All things considered, it probably shouldn't have been a surprise to me when that summer, while I was interning with FoodNetwork.com in New York City, I received a phone call telling me that I had lost my scholarship. This meant that my GPA had fallen below a 3.3 -- miserable by my standards.

It was clear that the time had long passed when I paid strict attention to my grades. This amounted to a cataclysmic shift in my way of thinking. Somewhere along the line, Speakeasy, my internships, networking and my weekend travels had become more important than the "A". It wasn't a conscious shift, or even that I had lost interest in my classes. Without considering it, I was devoting more and more "free time" to Speakeasy, and where there was no time, I made it.

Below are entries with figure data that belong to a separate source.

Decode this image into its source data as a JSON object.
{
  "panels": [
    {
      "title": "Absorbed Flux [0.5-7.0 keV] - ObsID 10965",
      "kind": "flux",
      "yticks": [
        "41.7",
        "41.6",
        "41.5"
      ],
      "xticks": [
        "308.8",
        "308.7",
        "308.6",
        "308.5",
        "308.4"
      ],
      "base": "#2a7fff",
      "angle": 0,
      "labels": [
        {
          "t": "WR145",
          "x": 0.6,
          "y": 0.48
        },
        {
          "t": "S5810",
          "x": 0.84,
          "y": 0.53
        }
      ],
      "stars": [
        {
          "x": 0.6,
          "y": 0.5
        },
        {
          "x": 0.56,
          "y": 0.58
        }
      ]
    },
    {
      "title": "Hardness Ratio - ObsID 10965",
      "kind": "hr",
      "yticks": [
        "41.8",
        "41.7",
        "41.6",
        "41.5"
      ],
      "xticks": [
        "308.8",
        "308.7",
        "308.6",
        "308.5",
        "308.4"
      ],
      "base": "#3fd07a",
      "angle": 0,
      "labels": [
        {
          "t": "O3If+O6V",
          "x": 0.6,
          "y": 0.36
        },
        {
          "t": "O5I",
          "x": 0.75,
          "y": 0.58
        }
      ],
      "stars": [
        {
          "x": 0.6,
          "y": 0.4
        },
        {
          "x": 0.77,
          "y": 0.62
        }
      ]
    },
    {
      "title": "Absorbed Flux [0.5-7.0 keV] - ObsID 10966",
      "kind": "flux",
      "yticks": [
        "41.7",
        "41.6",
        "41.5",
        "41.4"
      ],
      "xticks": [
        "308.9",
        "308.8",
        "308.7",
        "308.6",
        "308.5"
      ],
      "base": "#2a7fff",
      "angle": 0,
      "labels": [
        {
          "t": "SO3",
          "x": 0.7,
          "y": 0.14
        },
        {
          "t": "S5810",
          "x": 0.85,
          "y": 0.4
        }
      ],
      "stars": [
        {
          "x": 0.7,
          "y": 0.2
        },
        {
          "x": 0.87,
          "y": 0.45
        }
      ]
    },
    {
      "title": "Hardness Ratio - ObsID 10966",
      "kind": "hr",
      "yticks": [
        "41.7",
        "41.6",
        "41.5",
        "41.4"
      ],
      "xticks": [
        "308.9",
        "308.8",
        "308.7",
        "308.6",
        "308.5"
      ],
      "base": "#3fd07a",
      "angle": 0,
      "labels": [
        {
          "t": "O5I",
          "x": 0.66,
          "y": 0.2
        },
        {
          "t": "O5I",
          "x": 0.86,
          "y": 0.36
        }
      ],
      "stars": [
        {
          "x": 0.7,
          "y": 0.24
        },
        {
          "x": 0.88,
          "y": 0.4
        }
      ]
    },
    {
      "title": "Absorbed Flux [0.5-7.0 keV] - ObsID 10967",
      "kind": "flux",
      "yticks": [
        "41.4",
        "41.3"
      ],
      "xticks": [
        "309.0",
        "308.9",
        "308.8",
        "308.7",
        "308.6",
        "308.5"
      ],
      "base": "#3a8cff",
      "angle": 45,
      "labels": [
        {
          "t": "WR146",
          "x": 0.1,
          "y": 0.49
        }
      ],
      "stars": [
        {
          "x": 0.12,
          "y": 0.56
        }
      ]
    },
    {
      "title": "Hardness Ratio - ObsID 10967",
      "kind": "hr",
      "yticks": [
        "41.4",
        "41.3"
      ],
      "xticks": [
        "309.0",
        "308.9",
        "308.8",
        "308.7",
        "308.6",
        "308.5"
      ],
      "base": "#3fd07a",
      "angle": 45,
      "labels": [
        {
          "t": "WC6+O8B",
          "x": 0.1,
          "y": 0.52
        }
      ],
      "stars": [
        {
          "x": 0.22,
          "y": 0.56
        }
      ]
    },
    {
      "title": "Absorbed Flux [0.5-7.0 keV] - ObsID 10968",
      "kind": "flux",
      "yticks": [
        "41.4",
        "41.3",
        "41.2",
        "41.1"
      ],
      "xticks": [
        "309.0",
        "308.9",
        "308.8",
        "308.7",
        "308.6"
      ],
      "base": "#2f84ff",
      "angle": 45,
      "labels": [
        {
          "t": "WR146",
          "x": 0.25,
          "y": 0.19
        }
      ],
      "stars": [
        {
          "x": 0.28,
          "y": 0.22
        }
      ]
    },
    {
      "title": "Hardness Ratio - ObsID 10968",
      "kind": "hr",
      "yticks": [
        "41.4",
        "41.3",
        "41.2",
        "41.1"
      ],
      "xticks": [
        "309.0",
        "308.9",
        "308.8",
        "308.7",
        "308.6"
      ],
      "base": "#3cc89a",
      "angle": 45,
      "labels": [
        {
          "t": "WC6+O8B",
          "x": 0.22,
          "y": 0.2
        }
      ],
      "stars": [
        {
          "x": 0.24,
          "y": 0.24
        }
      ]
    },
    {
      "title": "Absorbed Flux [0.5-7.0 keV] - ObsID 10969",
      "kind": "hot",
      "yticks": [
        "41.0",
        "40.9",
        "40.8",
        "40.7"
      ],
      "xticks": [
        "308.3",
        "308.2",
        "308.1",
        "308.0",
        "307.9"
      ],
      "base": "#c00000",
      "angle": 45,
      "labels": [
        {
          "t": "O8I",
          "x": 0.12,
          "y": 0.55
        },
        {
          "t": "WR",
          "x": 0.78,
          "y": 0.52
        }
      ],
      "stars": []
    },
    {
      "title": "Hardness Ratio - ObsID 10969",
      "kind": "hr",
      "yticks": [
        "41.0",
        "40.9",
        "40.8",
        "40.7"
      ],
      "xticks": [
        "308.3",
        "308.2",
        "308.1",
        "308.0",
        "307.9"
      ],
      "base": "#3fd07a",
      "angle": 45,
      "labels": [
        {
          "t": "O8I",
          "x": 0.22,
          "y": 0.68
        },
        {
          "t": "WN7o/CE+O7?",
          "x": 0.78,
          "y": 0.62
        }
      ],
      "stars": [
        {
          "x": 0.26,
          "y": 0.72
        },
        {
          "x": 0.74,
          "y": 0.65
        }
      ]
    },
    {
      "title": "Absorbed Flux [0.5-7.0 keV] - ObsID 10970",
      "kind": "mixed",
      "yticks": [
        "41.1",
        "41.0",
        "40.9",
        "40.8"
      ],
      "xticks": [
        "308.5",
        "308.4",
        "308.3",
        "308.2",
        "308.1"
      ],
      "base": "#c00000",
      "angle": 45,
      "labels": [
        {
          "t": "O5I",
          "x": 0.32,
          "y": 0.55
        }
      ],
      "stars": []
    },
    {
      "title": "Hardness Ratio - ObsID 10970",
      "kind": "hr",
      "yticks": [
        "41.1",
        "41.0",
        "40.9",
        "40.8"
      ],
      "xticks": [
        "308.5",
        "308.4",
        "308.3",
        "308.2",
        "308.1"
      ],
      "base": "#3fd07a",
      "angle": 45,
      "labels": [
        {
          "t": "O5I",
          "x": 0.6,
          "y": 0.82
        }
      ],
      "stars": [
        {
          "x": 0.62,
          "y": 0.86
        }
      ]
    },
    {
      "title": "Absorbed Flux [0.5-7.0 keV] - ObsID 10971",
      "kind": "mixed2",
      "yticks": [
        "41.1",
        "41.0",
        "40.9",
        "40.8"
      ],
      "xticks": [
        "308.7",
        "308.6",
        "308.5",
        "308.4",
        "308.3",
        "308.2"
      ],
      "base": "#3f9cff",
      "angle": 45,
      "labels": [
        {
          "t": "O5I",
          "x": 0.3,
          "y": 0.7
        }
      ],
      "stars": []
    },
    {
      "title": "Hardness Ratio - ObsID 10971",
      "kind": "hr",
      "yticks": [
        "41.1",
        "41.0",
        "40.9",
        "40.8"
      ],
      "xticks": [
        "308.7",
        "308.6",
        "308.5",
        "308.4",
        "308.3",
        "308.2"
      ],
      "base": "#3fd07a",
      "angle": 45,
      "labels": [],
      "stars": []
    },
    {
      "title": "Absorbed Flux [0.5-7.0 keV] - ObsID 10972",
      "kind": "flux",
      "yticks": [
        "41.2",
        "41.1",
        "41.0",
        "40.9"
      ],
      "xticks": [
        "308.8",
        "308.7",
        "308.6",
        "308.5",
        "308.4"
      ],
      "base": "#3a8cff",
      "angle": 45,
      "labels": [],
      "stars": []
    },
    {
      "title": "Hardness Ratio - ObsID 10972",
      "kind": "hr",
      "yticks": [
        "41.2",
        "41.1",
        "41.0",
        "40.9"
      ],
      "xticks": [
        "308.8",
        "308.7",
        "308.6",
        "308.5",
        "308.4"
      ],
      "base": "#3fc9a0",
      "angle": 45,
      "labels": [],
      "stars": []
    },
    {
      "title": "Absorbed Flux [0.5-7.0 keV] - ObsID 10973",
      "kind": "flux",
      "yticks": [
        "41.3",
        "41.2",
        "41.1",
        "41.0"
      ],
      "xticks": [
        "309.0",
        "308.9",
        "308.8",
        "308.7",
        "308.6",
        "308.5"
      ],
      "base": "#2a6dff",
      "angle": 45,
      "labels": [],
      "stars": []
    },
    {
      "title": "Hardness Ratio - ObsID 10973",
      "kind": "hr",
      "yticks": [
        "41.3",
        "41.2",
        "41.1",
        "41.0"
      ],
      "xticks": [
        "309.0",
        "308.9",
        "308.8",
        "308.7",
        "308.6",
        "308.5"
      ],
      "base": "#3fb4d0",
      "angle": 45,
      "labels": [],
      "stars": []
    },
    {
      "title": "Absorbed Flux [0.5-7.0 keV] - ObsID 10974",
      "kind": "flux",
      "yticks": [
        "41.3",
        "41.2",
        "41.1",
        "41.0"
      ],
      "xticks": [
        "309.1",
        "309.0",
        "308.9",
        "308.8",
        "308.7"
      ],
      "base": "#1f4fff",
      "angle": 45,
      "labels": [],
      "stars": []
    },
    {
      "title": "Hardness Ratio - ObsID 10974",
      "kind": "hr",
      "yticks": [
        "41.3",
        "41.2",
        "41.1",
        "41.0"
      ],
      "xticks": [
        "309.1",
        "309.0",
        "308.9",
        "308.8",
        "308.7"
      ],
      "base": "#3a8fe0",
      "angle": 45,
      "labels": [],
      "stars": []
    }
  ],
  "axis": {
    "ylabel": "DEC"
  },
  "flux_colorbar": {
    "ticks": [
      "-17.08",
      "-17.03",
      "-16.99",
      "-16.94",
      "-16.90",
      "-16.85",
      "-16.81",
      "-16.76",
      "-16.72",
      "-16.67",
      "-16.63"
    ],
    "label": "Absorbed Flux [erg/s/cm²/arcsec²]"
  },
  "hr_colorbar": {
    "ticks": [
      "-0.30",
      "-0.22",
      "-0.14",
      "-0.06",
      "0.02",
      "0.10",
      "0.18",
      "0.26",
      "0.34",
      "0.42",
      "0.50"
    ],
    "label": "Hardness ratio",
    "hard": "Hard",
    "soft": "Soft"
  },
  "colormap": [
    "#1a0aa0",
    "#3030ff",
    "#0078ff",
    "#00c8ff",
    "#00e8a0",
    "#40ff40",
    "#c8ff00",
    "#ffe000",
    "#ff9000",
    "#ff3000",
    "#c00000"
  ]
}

I suppose after losing my scholarship I could have panicked, dropped my outside activities, and spent every waking moment on schoolwork. Maybe I'm too stubborn. Instead, I began devoting even more time to Speakeasy. I was too passionate and too excited to concern myself with the consequences of my choices.

I have not regretted that decision for even the shortest of moments and I frequently encounter situations that affirm it. During interviews with FoodNetwork.com, The Columbus Dispatch, mediabistro.com, American Express Publishing, and the Scoop08.com, my Speakeasy experience impressed potential employers more than anything else I included on my résumé.

To be fair, I did end up paying more attention to my grades, and through that -- and not having anymore economics classes -- I've been able to regain my scholarship for my senior year. I will also be advising Speakeasy and I have been diving headfirst, as usual, into the Scoop08.

But perhaps the best reassurance is that I am not alone. During an online journalism seminar last year the class was discussing issues on campus that hadn't been covered by student media. Some argued that student media is a difficult creature because students have so many things on their plates already, and that asking them to spend every waking moment on research for one story isn't a fair expectation. A friend of mine immediately spoke up and said that that's true, but in order to be a good journalism student, you have to be willing to let your GPA slip a little. Most of the class agreed, as did I, smiling at what the high school version of me would have thought.

Ironically, the best thing that the E.W. Scripps School of Journalism has taught me is that my education isn't based solely on the time I spend in the classroom, and the type of journalist I become isn't going to be decided by text books or lectures, but by the amount and quality of my experiences in the field.

So begins my senior year -- starting off with two scholarships, 16 credit hours, a part-time job, Speakeasy, and my Scoop08 duties.

I guess I should learn to shower every now and again, too.


Meghan Louttit is a journalism student at Ohio University and is a former intern at American Express Publishing and mediabistro.com.